A regional salmon hatchery non-profit corporation has hired a long-time former employee as its next general manager.
Susan Doherty will be the fifth GM for the Ketchikan-based Southern Southeast Regional Aquaculture Association, or SSRAA, since it was created in 1976. She worked for the association in a variety of roles for decades, starting in 1980 as a fish culturist and leaving as the research and evaluation manager in 2017.
“I’m just excited to work for the industry in a different vein,” Doherty said this week. “Going back to SSRAA is like coming home again. SSRAA has been a passion of mine since I started working there in the 80s. So I’m just thrilled to be back there and hoping to help move the industry forward.”
More recently the 61-year-old Doherty has been executive director of the Southeast Alaska Seiners Association, a commercial fishing trade group for purse seiners.
SSRAA operates seven hatcheries and six remote release sites in the southern panhandle stretching from Petersburg to southern Prince of Wales Island. It’s funded by a three percent salmon enhancement tax on commercial catches, along with the harvest and sale of some of the returning hatchery fish. Several years of low hatchery chum salmon returns have impacted the bottom line for the corporation and it’s had to take out loans to make up for revenue shortfalls. Doherty also lists overall ocean survival for salmon, pandemic market pressures and trade tariffs as challenges the commercial fishing industry is facing.
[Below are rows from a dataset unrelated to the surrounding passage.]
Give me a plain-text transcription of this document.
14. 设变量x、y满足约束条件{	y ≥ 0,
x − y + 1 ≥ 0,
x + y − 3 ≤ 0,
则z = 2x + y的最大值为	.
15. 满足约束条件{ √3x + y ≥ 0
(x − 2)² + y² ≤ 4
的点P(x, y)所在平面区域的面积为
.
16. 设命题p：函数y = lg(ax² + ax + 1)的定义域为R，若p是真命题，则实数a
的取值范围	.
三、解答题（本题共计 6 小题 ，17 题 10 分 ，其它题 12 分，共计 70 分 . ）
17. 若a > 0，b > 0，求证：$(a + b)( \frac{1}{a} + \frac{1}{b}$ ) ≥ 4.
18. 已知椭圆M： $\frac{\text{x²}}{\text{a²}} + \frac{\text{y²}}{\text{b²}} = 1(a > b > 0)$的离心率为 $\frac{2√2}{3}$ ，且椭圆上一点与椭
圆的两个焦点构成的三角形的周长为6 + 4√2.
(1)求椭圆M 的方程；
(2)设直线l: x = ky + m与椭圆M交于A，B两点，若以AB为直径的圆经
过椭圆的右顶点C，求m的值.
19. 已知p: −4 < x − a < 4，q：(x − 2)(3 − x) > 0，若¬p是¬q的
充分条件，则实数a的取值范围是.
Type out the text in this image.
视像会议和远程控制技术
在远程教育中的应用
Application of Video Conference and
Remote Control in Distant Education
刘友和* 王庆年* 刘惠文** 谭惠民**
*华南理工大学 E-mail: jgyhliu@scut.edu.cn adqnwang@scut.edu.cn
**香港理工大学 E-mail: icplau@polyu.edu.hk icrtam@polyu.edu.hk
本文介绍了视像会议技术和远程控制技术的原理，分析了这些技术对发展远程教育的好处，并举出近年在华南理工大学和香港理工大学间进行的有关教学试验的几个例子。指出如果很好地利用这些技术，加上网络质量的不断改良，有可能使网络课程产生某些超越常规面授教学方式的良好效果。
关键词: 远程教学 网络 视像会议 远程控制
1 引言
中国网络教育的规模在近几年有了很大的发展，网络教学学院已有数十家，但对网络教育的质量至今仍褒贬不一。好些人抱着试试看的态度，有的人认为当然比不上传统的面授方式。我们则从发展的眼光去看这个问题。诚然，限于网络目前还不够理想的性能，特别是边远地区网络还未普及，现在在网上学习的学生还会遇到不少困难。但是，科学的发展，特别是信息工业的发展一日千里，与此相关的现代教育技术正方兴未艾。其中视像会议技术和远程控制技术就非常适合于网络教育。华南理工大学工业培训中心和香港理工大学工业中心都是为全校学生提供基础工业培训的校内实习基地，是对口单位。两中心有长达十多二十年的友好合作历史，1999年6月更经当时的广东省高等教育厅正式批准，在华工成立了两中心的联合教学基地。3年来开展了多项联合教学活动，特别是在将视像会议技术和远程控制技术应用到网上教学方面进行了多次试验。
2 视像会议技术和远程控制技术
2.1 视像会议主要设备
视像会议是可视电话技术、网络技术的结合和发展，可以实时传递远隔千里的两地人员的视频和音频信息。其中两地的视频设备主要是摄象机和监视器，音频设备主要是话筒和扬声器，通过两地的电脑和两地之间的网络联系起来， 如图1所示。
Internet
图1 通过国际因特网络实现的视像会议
“You know you have to be adaptable and you have to evolve,” Doherty said. “So I’m looking forward to seeing if there’s any of that in SSRAA that we need to do. Are there things we’ve been doing for the last 20 years that maybe we can modify and have more success. I really won’t know that until I get in and talk with staff who are really the experts and might have some really great ideas. So I’m just fortunate to come on board with some really knowledgeable, experienced folk there at SSRAA.”
Doherty starts her new job January 22nd, after first representing Southeast Seiners at the Ketchikan meeting of the Board of Fisheries at the beginning of the month. She’s replacing David Landis who headed up the organization for over five years.
(This story has been corrected. The original version omitted “Regional” from the Southern Southeast Regional Aquaculture Association.)